On ne se donnerait pas les moyens de remédier efficacement aux situations de maltraitance en établissement si l'on réduisait les mécanismes générateurs de ces situations à un seul facteur : pour qu'il y ait maltraitance, il faut une conjonction de facteurs. On peut citer notamment des problèmes liés aux ressources professionnelles, qu'il s'agisse de leur nombre ou du niveau de leur qualification. On observe en effet souvent, dans les établissements en difficulté, des glissements de tâches : faute de professionnels, des tâches qui nécessitent un certain niveau de qualification sont remplies – quand elles le sont – par une personne qui n'est pas qualifiée. Je pense également à des difficultés liées aux conditions de travail – des professionnels en souffrance ne peuvent pas, on le sait, faire correctement leur travail –, au management – il est essentiel que le travail en équipe soit organisé de manière à permettre aux professionnels d'avoir des temps d'échanges sur les personnes dont ils ont la charge – et à des directives inappropriées.

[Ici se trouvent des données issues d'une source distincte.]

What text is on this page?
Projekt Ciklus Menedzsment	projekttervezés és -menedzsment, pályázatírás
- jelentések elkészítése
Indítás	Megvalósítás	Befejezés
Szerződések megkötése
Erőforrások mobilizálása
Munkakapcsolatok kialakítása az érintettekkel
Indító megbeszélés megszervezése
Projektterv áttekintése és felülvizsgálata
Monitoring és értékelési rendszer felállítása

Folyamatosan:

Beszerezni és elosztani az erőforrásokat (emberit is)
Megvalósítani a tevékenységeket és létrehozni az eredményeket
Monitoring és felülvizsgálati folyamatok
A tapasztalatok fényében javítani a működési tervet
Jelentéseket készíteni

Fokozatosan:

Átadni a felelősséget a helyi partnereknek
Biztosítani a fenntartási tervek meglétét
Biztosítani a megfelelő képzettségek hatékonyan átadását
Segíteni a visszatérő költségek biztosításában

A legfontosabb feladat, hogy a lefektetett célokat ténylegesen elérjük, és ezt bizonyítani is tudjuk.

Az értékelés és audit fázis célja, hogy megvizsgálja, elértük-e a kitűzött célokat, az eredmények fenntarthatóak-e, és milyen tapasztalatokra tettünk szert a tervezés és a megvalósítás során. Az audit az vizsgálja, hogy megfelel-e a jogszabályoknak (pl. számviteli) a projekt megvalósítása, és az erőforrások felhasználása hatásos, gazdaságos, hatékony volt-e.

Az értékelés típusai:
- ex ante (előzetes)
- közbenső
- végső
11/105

Celles‑ci peuvent émaner d'un groupe privé – c'est ce que M. Castanet a très bien documenté dans son ouvrage – mais aussi d'une collectivité territoriale ou d'une ARS. Ainsi, pendant l'épidémie de covid‑19, des directives à caractère sanitaire ont été appliquées de manière mécanique à l'ensemble des résidents d'un même établissement et à leurs familles, alors qu'on aurait pu faire du sur‑mesure – bien entendu, cela coûte plus cher.

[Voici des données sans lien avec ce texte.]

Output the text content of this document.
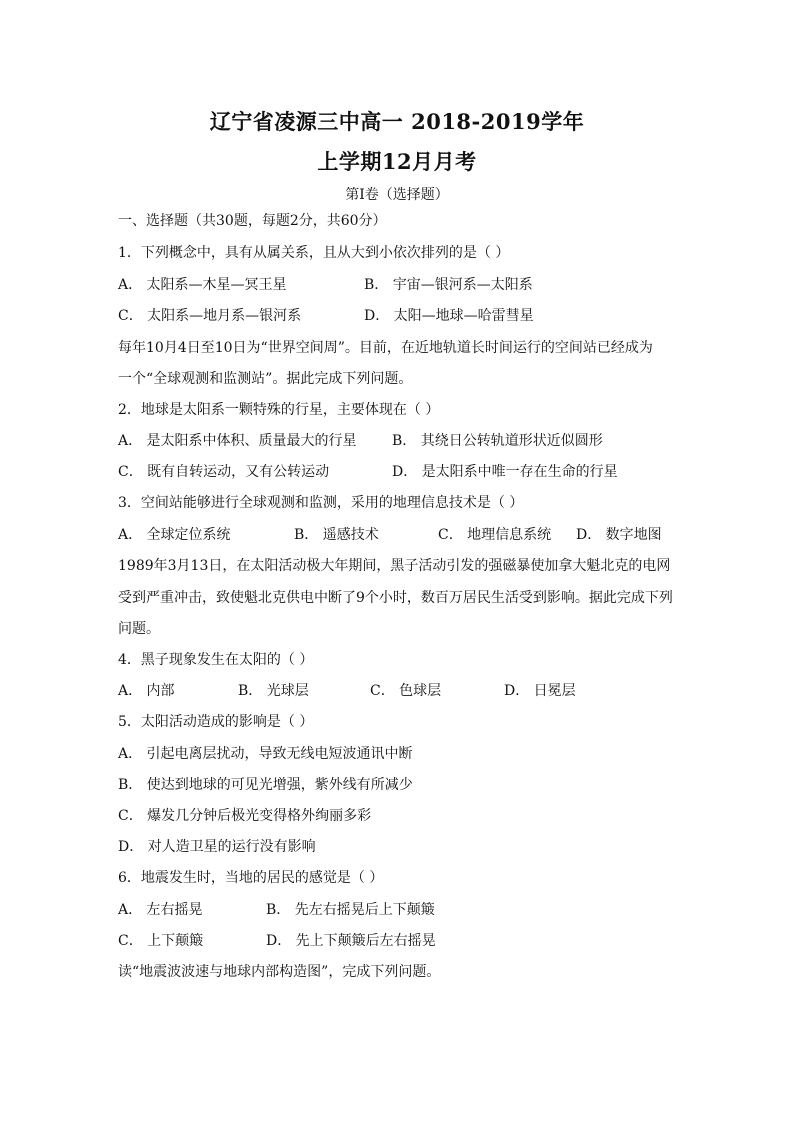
辽宁省凌源三中高一 2018-2019学年
上学期12月月考
第Ⅰ卷（选择题）
一、选择题（共30题，每题2分，共60分）
1．下列概念中，具有从属关系，且从大到小依次排列的是（ ）
A． 太阳系—木星—冥王星	B． 宇宙—银河系—太阳系
C． 太阳系—地月系—银河系	D． 太阳—地球—哈雷彗星
每年10月4日至10日为“世界空间周”。目前，在近地轨道长时间运行的空间站已经成为
一个“全球观测和监测站”。据此完成下列问题。
2．地球是太阳系一颗特殊的行星，主要体现在（ ）
A． 是太阳系中体积、质量最大的行星	B． 其绕日公转轨道形状近似圆形
C． 既有自转运动，又有公转运动	D． 是太阳系中唯一存在生命的行星
3．空间站能够进行全球观测和监测，采用的地理信息技术是（ ）
A． 全球定位系统	B． 遥感技术	C． 地理信息系统 D． 数字地图
1989年3月13日，在太阳活动极大年期间，黑子活动引发的强磁暴使加拿大魁北克的电网
受到严重冲击，致使魁北克供电中断了9个小时，数百万居民生活受到影响。据此完成下列
问题。
4．黑子现象发生在太阳的（ ）
A． 内部	B． 光球层	C． 色球层	D． 日冕层
5．太阳活动造成的影响是（ ）
A． 引起电离层扰动，导致无线电短波通讯中断
B． 使达到地球的可见光增强，紫外线有所减少
C． 爆发几分钟后极光变得格外绚丽多彩
D． 对人造卫星的运行没有影响
6．地震发生时，当地的居民的感觉是（ ）
A． 左右摇晃	B． 先左右摇晃后上下颠簸
C． 上下颠簸	D． 先上下颠簸后左右摇晃
读“地震波波速与地球内部构造图”，完成下列问题。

Pour conclure, la situation des deux ou trois dernières semaines est différente. Nous avons observé, ces derniers jours, un afflux d'alertes, dont le nombre dépasse de très loin ce que nous connaissions jusqu'à présent. Cet afflux n'est peut‑être pas très durable, mais les situations de maltraitance en établissement y sont surreprésentées de manière très importante au regard de ce que nous observions ces dernières années.